Jack and Babette are content in an uneasy way, dramatised by time-honoured movie visits to the dreamy, affectless giant supermarket which is incidentally the site of a gloriously choreographed closing credit sequence. But Jack has worries. Babette has symptoms of what appear to be early onset dementia: she also seems to be addicted to a mysterious drug called Dylar, empty bottles of which appear in the trash. Without Google, Jack and his children have no choice but to ask academic colleagues and comb medical textbooks to find out what on earth “Dylar” is and what its dangers are. (In a similarly pre-YouTube state, the kids are obsessed with plane crash footage on the TV news, waiting impatiently for it to be shown.)

And then the great crash happens – an environmental disaster caused by a Jack Daniel’s-swigging truck driver transporting oceans of gasoline crashing into a train transporting volatile toxic waste. (We have already seen Murray giving an amusing lecture on how the car crash in American cinema is an essentially light-hearted genre.) The resulting poison cloud causes them to leave their homes, an exodus involving a wonderfully surreal scene in which the station wagon drifts down a swollen river.
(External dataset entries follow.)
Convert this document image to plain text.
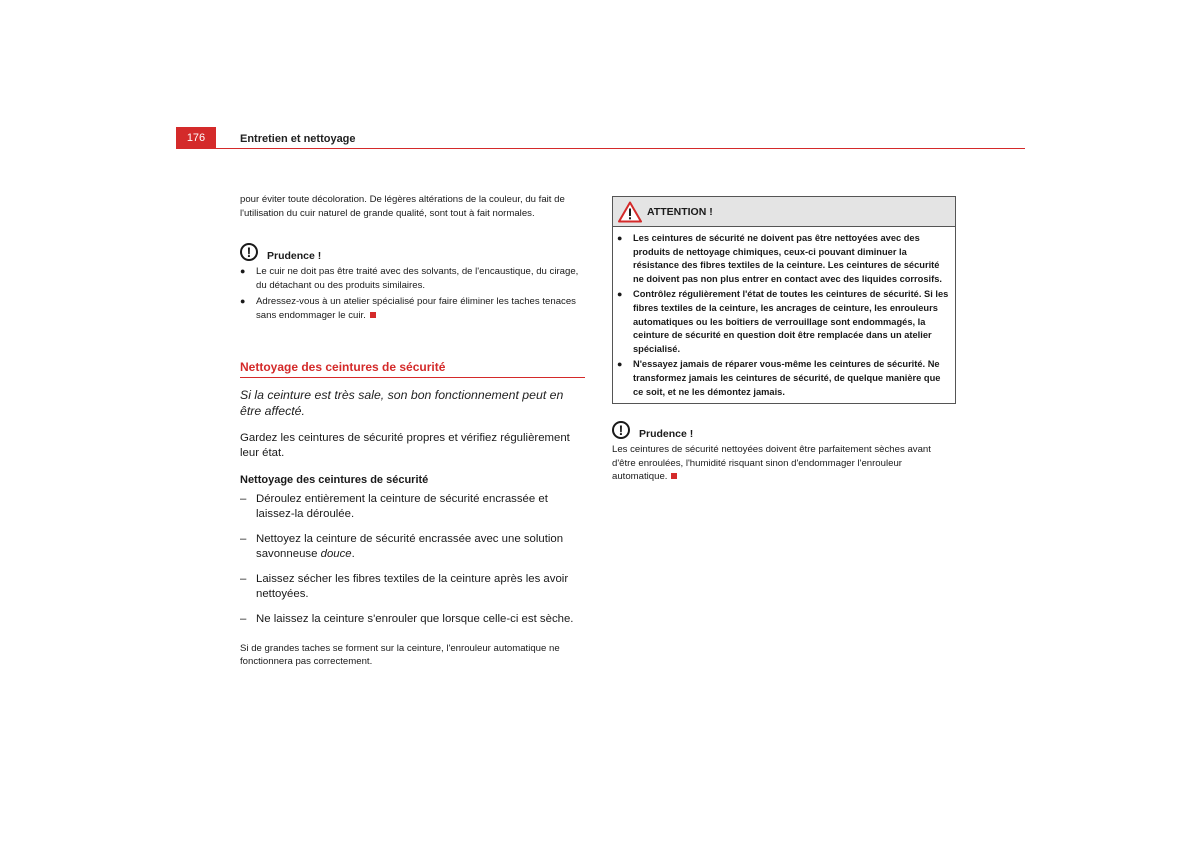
176	Entretien et nettoyage

pour éviter toute décoloration. De légères altérations de la couleur, du fait de l'utilisation du cuir naturel de grande qualité, sont tout à fait normales.

!	Prudence !
●	Le cuir ne doit pas être traité avec des solvants, de l'encaustique, du cirage, du détachant ou des produits similaires.
●	Adressez-vous à un atelier spécialisé pour faire éliminer les taches tenaces sans endommager le cuir.
Nettoyage des ceintures de sécurité

Si la ceinture est très sale, son bon fonctionnement peut en être affecté.

Gardez les ceintures de sécurité propres et vérifiez régulièrement leur état.

Nettoyage des ceintures de sécurité
– Déroulez entièrement la ceinture de sécurité encrassée et laissez-la déroulée.
– Nettoyez la ceinture de sécurité encrassée avec une solution savonneuse douce.
– Laissez sécher les fibres textiles de la ceinture après les avoir nettoyées.
– Ne laissez la ceinture s'enrouler que lorsque celle-ci est sèche.

Si de grandes taches se forment sur la ceinture, l'enrouleur automatique ne fonctionnera pas correctement.

ATTENTION !
●	Les ceintures de sécurité ne doivent pas être nettoyées avec des produits de nettoyage chimiques, ceux-ci pouvant diminuer la résistance des fibres textiles de la ceinture. Les ceintures de sécurité ne doivent pas non plus entrer en contact avec des liquides corrosifs.
●	Contrôlez régulièrement l'état de toutes les ceintures de sécurité. Si les fibres textiles de la ceinture, les ancrages de ceinture, les enrouleurs automatiques ou les boîtiers de verrouillage sont endommagés, la ceinture de sécurité en question doit être remplacée dans un atelier spécialisé.
●	N'essayez jamais de réparer vous-même les ceintures de sécurité. Ne transformez jamais les ceintures de sécurité, de quelque manière que ce soit, et ne les démontez jamais.
!	Prudence !

Les ceintures de sécurité nettoyées doivent être parfaitement sèches avant d'être enroulées, l'humidité risquant sinon d'endommager l'enrouleur automatique.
This bizarre freak occurrence that nonetheless exposes Jack to airborne toxins, which he discovers from maddeningly unreliable sources may well kill him in a couple of decades. True or not, this claim has been a way for Jack to realise he is going to die. And Babette too is afraid of her own death. Death is the film’s stratum of seriousness beneath the campus crisis and marital comedy – death is the one inescapable real thing among all the rumour and surmise: the film shows the characters simultaneously afraid of death but holding to it as the single guarantee of certainty in their lives.
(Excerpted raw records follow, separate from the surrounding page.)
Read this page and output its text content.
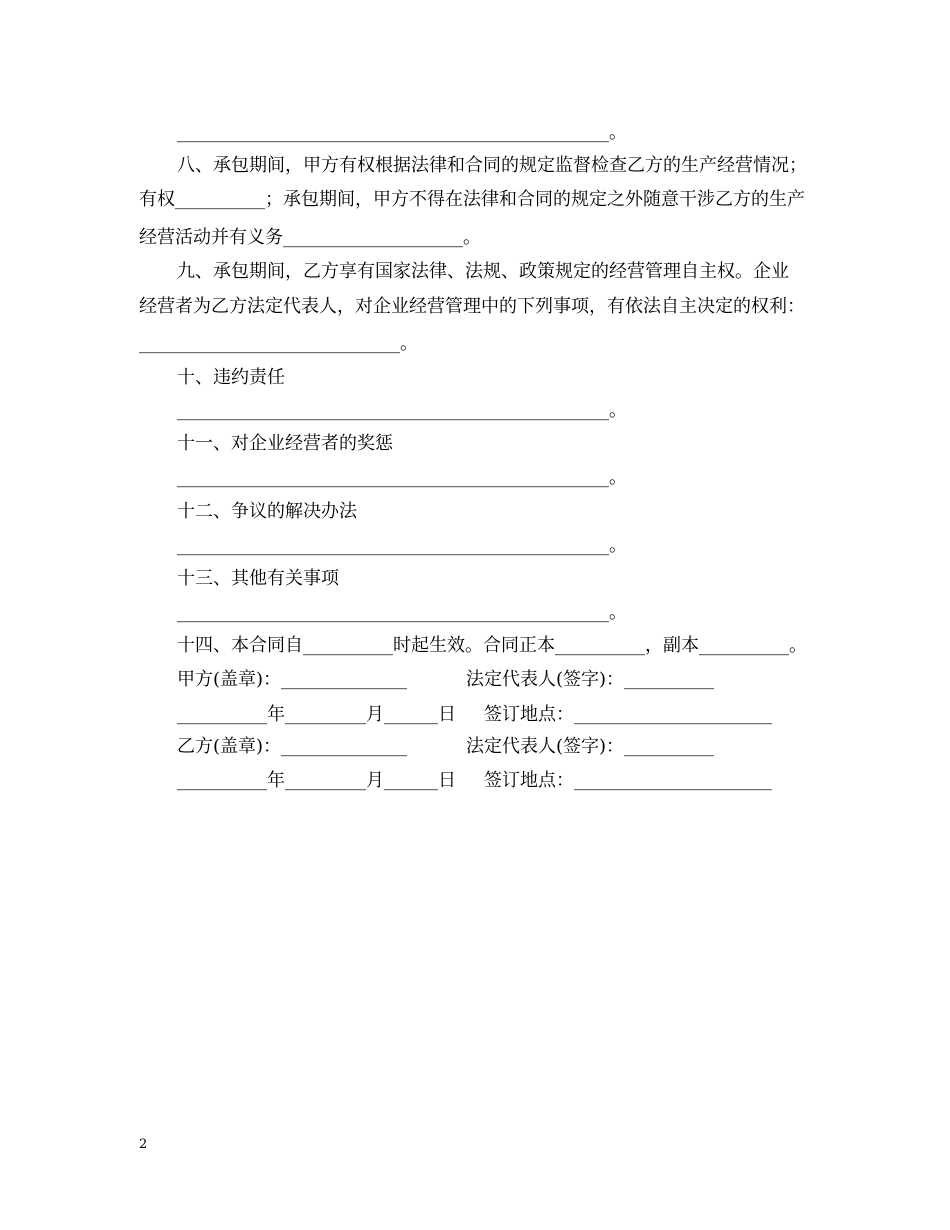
________________________________________________。
八、承包期间，甲方有权根据法律和合同的规定监督检查乙方的生产经营情况；
有权__________；承包期间，甲方不得在法律和合同的规定之外随意干涉乙方的生产
经营活动并有义务____________________。
九、承包期间，乙方享有国家法律、法规、政策规定的经营管理自主权。企业
经营者为乙方法定代表人，对企业经营管理中的下列事项，有依法自主决定的权利：
_____________________________。
十、违约责任
________________________________________________。
十一、对企业经营者的奖惩
________________________________________________。
十二、争议的解决办法
________________________________________________。
十三、其他有关事项
________________________________________________。
十四、本合同自__________时起生效。合同正本__________，副本__________。
甲方(盖章)：______________	法定代表人(签字)：__________
__________年_________月______日 签订地点：______________________
乙方(盖章)：______________	法定代表人(签字)：__________
__________年_________月______日 签订地点：______________________
2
Jack and Babette’s bizarre lives – a knight’s-move away from reality – are too strange to be sympathised with, for all the Spielbergian family chatter in the kitchen. But they are there to be to marvelled at. It is such a fascinating, invigorating spectacle.

• White Noise screened at the Venice film festival; it is released in cinemas on 2 December and will be released on Netflix on 30 December.